Did anyone here notice this bike at the Copake auction last week? Despite what the brass plaque says there is a lot of 50's parts. I've never seen a frame this style in Columbia's lineup. Anyone have thoughts on this? Is it a complete but older fake or something mislabeled as to date? 

Correction; I should have titled this thread "Marine Columbia",  not Army.


----------



## Bozman (Apr 27, 2017)

Totally NOT A 1942 Columbia nor a Marine bike from WW2.  Worth about $25

Sent from my SM-N910V using Tapatalk


----------



## bikewhorder (Apr 27, 2017)

Isn't the Copake Auction House responsible for verifying the authenticity of their items?  Seems like they would be complicit in the fraud if they don't at least add a disclaimer in the description that the authenticity has not been verified.


----------



## bikeyard (Apr 27, 2017)

They did announce that some one mentioned the frame was probably a 50's Rollfast and the bike should have been called a "tribute" bike on the podium at the auction.  However it sold to a phone bidder and was mislabeled in the catalog.  I would be pissed to receive that in the mail.  I forget the auction selling price.  Sometimes it pays to be there in person


----------



## robertc (Apr 27, 2017)

I would say definitely not a pre-war frame.

Sent from my VS987 using Tapatalk


----------



## MrColumbia (Apr 28, 2017)

The bike sold for over $500. Interestingly I was looking at the bike on the Copake website yesterday but the bike is gone from the site now.


----------



## bikewhorder (Apr 28, 2017)

MrColumbia said:


> The bike sold for over $500. Interestingly I was looking at the bike on the Copake website yesterday but the bike is gone from the site now.

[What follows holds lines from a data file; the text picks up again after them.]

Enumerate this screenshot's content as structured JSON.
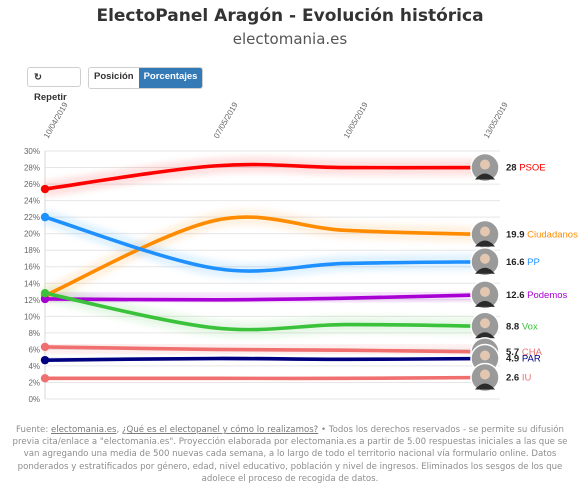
{
  "header": {
    "title": "ElectoPanel Aragón - Evolución histórica",
    "subtitle": "electomania.es"
  },
  "controls": {
    "repeat_label": "Repetir",
    "repeat_icon": "refresh-icon",
    "position_label": "Posición",
    "percent_label": "Porcentajes",
    "active": "Porcentajes"
  },
  "chart_data": {
    "type": "line",
    "x": [
      "10/04/2019",
      "07/05/2019",
      "10/05/2019",
      "13/05/2019"
    ],
    "y_ticks": [
      "0%",
      "2%",
      "4%",
      "6%",
      "8%",
      "10%",
      "12%",
      "14%",
      "16%",
      "18%",
      "20%",
      "22%",
      "24%",
      "26%",
      "28%",
      "30%"
    ],
    "ylim": [
      0,
      30
    ],
    "grid": true,
    "series": [
      {
        "name": "PSOE",
        "label": "28",
        "color": "#ff0000",
        "values": [
          25.4,
          28.2,
          28.0,
          28.0
        ]
      },
      {
        "name": "Ciudadanos",
        "label": "19.9",
        "color": "#ff8c00",
        "values": [
          12.5,
          21.6,
          20.4,
          19.9
        ]
      },
      {
        "name": "PP",
        "label": "16.6",
        "color": "#1e90ff",
        "values": [
          22.0,
          15.8,
          16.4,
          16.6
        ]
      },
      {
        "name": "Podemos",
        "label": "12.6",
        "color": "#a800d4",
        "values": [
          12.1,
          12.0,
          12.2,
          12.6
        ]
      },
      {
        "name": "Vox",
        "label": "8.8",
        "color": "#3bc23b",
        "values": [
          12.8,
          8.6,
          9.0,
          8.8
        ]
      },
      {
        "name": "CHA",
        "label": "5.7",
        "color": "#f07070",
        "values": [
          6.3,
          6.0,
          5.9,
          5.7
        ]
      },
      {
        "name": "PAR",
        "label": "4.9",
        "color": "#000080",
        "values": [
          4.7,
          4.9,
          4.8,
          4.9
        ]
      },
      {
        "name": "IU",
        "label": "2.6",
        "color": "#f07070",
        "values": [
          2.5,
          2.5,
          2.5,
          2.6
        ]
      }
    ]
  },
  "footer": {
    "prefix": "Fuente: ",
    "link1": "electomania.es",
    "sep": ", ",
    "link2": "¿Qué es el electopanel y cómo lo realizamos?",
    "text": " • Todos los derechos reservados - se permite su difusión previa cita/enlace a \"electomania.es\". Proyección elaborada por electomania.es a partir de 5.00 respuestas iniciales a las que se van agregando una media de 500 nuevas cada semana, a lo largo de todo el territorio nacional vía formulario online. Datos ponderados y estratificados por género, edad, nivel educativo, población y nivel de ingresos. Eliminados los sesgos de los que adolece el proceso de recogida de datos."
  }
}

http://copakeauction.hibid.com/lot/30823644/1942-wwii-bicycle/?q=Columbia&ref=catalog


----------



## MrColumbia (Apr 28, 2017)

bikewhorder said:


> http://copakeauction.hibid.com/lot/30823644/1942-wwii-bicycle/?q=Columbia&ref=catalog





There it is. Now can you find the chainguard bracket I lost yesterday. It should not be difficult to identify as it's no doubt with the hundred other things I can't find.


----------